During a press conference, government economist Adolph Leung explained that economic growth has faced challenges due to issues in the external environment. He mentioned that increased global economic uncertainties and escalating trade conflicts could impact the performance of goods exports from Hong Kong.

Despite these challenges, Leung remains optimistic about the economy’s future prospects. He highlighted that measures introduced by both the central and SAR governments to boost market sentiment are expected to help the economy gain momentum. Leung stated, “While the external environment has become more challenging recently, we anticipate that the Hong Kong economy will continue to grow for the remainder of the year.”

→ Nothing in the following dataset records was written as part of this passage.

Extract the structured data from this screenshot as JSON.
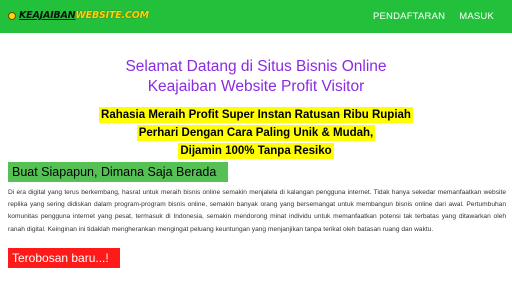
{
  "header": {
    "logo_text_a": "KEAJAIBAN",
    "logo_text_b": "WEBSITE.COM",
    "nav": [
      "PENDAFTARAN",
      "MASUK"
    ],
    "bg_color": "#23c03c"
  },
  "hero": {
    "line1": "Selamat Datang di Situs Bisnis Online",
    "line2": "Keajaiban Website Profit Visitor",
    "color": "#8a2be2"
  },
  "promo": {
    "lines": [
      "Rahasia Meraih Profit Super Instan Ratusan Ribu Rupiah",
      "Perhari Dengan Cara Paling Unik & Mudah,",
      "Dijamin 100% Tanpa Resiko"
    ],
    "highlight": "#ffff00"
  },
  "section": {
    "title": "Buat Siapapun, Dimana Saja Berada",
    "title_bg": "#55c155",
    "body": "Di era digital yang terus berkembang, hasrat untuk meraih bisnis online semakin menjalela di kalangan pengguna internet. Tidak hanya sekedar memanfaatkan website replika yang sering didiskan dalam program-program bisnis online, semakin banyak orang yang bersemangat untuk membangun bisnis online dari awal. Pertumbuhan komunitas pengguna internet yang pesat, termasuk di Indonesia, semakin mendorong minat individu untuk memanfaatkan potensi tak terbatas yang ditawarkan oleh ranah digital. Keinginan ini tidaklah mengherankan mengingat peluang keuntungan yang menjanjikan tanpa terikat oleh batasan ruang dan waktu."
  },
  "breakthrough": {
    "title": "Terobosan baru...!",
    "bg": "#ff1a1a"
  }
}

When asked about US President-elect Donald Trump’s proposal to impose tariffs of up to 60 percent on goods imported from China, Leung expressed concerns about the potential negative effects. He noted that such actions would not only impact China’s exports to the US but also affect Hong Kong’s exports of mainland origin to the US. Additionally, Leung highlighted that the trade and economic policies implemented by the US could influence the outlook for interest rates.

In light of these economic developments, it is essential for Hong Kong to closely monitor the evolving global trade landscape and adapt strategies to navigate through potential challenges. By staying informed and agile in response to external factors, the city can position itself to mitigate risks and capitalize on opportunities for sustainable economic growth.